Кувшенко молчал. Прате почасту говорил один. Реплик ему было не нужно, и он продолжал:
— А тут нужно иметь дело с людьми, которые по горле в быте стоят, так верят, так верят, сами не знают, во что верят. Что я им доказывать буду, что ли? Ты не докажи, ты им дай почувствовать, да еще чтоб с ихним противоречий не было, чтобы из ихнего шло. А я чувствую, ей-Богу, чувствую, да кто же мне, немцу жидовскому, поверит, что это так, когда я сам в себе сомневаюсь, как это я, откуда мне сие. Да и горячка у меня комнатная. Вот с вами разговаривать, а там, на воле — другое дело. Воля ваша, а я не могу. Вот вы здесь молчите, может, там заговорите. Нет, кроме шуток, — загорячившись, вдруг продолжал Прате: — Вы молодой, у вас почва есть, вы сами из них, у вас любовь есть!

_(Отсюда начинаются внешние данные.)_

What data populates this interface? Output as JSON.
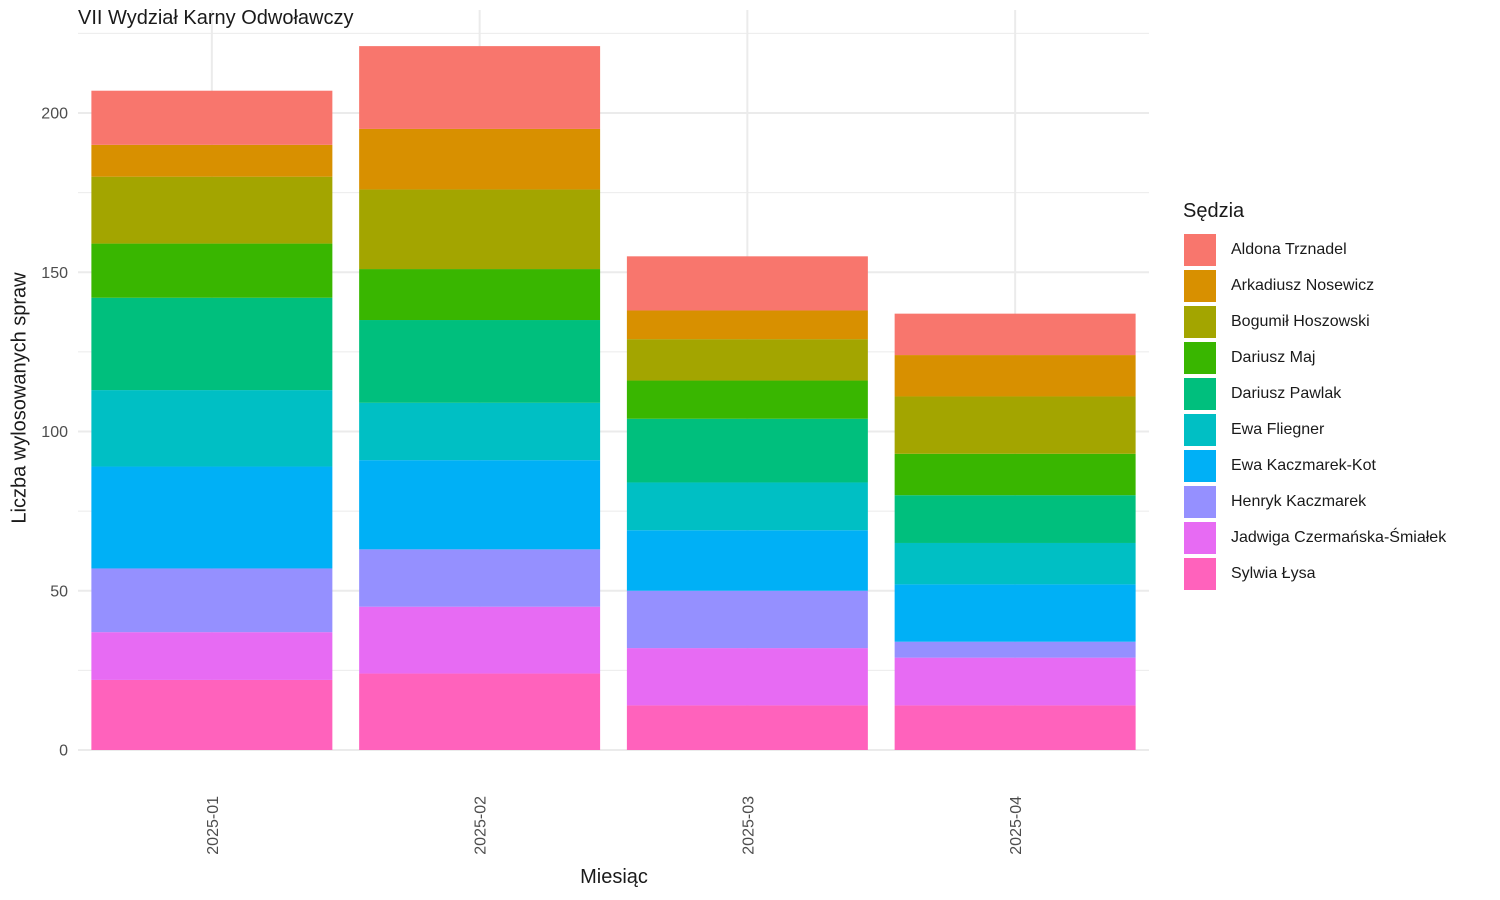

И со слезами на глазах Прате стал говорить о силах народа религиозных движениях, о том, что они не реакционны, и что Кувшенко должен делать в ближайшем будущем и потом, и даже как умереть.
Кувшенко слушал, и глаза его загорались, он вырастал для себя в гигантскую фигуру, тень от которой падала на все царства земные, он — бывший ветеринарный студент, но смирение охватывало его; он вспоминал об искушениях Господ, них и со страхом уже смотрел на Прате, но тот, не замечая перемены в собеседнике, говорил, вытаскивал книги, цитировал, предрекал, пока неожиданно, как всегда, не принесли снизу обедать.